The IPO frenzy of 2020 and 2021 was defined by a number of money-losing companies such as Allbirds, Casper Sleep, Rent the Runway, and Robinhood. These companies went public in a low-rate environment, where investors were focused more on growth potential than profits.

But tech IPOs from those two years have largely floundered in the public market: 80% of them have had negative returns, their average net return is -30%, and they dominate the list of the worst tech IPOs since 2019, according to a July report from JPMorgan (pdf).

Moving away from SPACs?

The public markets at that time were flooded with companies going public by merging with blank-check firms called SPACs, or special purpose acquisition companies. A SPAC is a shell company formed with the purpose of raising capital and then merging with an existing company that might not want to or may not be able to go public through a traditional IPO.
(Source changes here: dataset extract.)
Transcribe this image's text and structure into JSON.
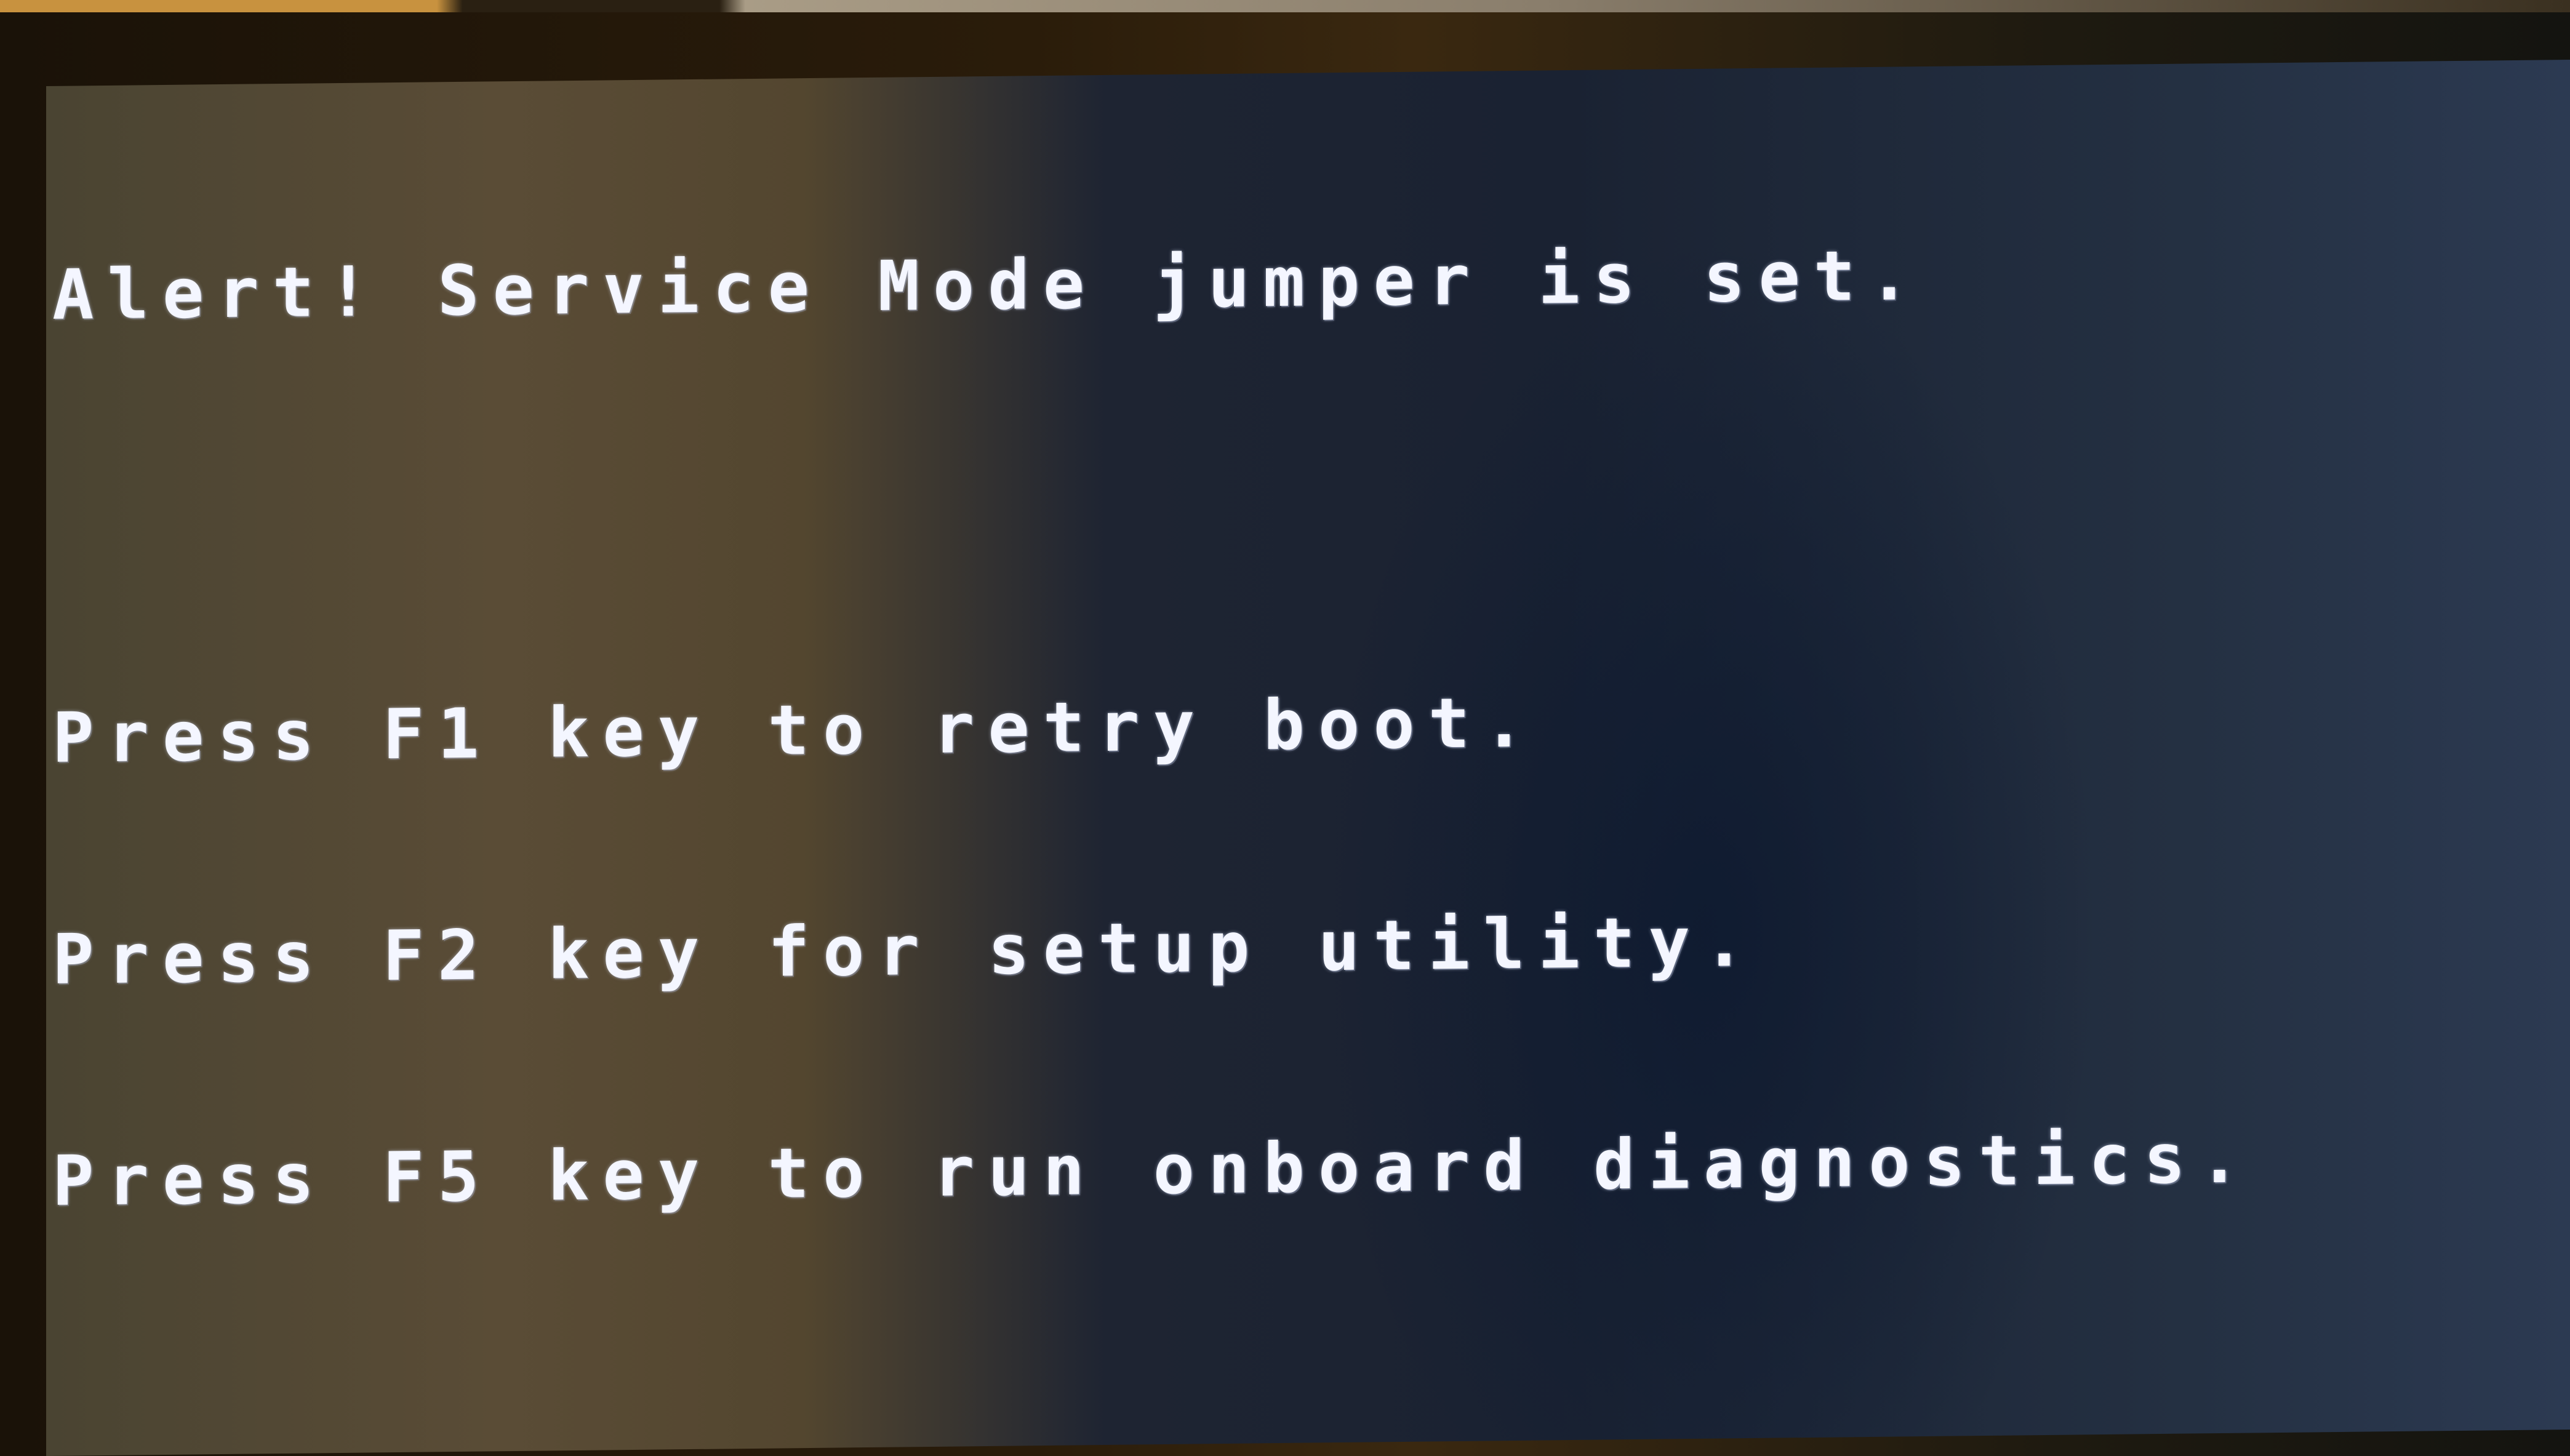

In 2020 and 2021, SPACs grew to equal the size of the traditional IPO market, according to JPMorgan. Companies that went public via SPAC performed twice as poorly as those that went public in traditional IPOs, the report found.

“The SPAC boom is kind of a zero-interest rate environment move,” Haslett said. “It was a way for SPAC sponsors to get a big chunk of companies. It was a way for hedge funds to park money in SPACs and get some upside, and that’s completely gone away.”

Quiet on the private-market front

The private markets have been quiet too, with many private investors burned over the last two years by big markdowns in private valuations and companies hesitant to take new funding at lower valuations. Late-stage venture capital funding recently hit its lowest level since 2018, according to Crunchbase, a market research firm.

To be sure, it takes time for a unicorn to pivot away from growth at all costs, which Instacart achieved in part by moving into the advertising business and holding off on going public after a burst of growth in the pandemic—perhaps, as Haslett noted, to demonstrate that they were more sustainable than other pandemic-fueled companies like Peloton.

“That discipline is very important to have in your business, especially at this time, more so than anything else,” said Arjun Kapur, an investor at Forecast Labs, a venture capital division with Comcast.

Resurgence in IPOs?


It’s too soon to say that the IPO window is opening up, given that funds raised are about a tenth of what they were during the peak, according to data from Renaissance Capital, an investment firm.

If Instacart and Klaviyo go public and don’t perform well, the market could find itself right back where it was earlier this year.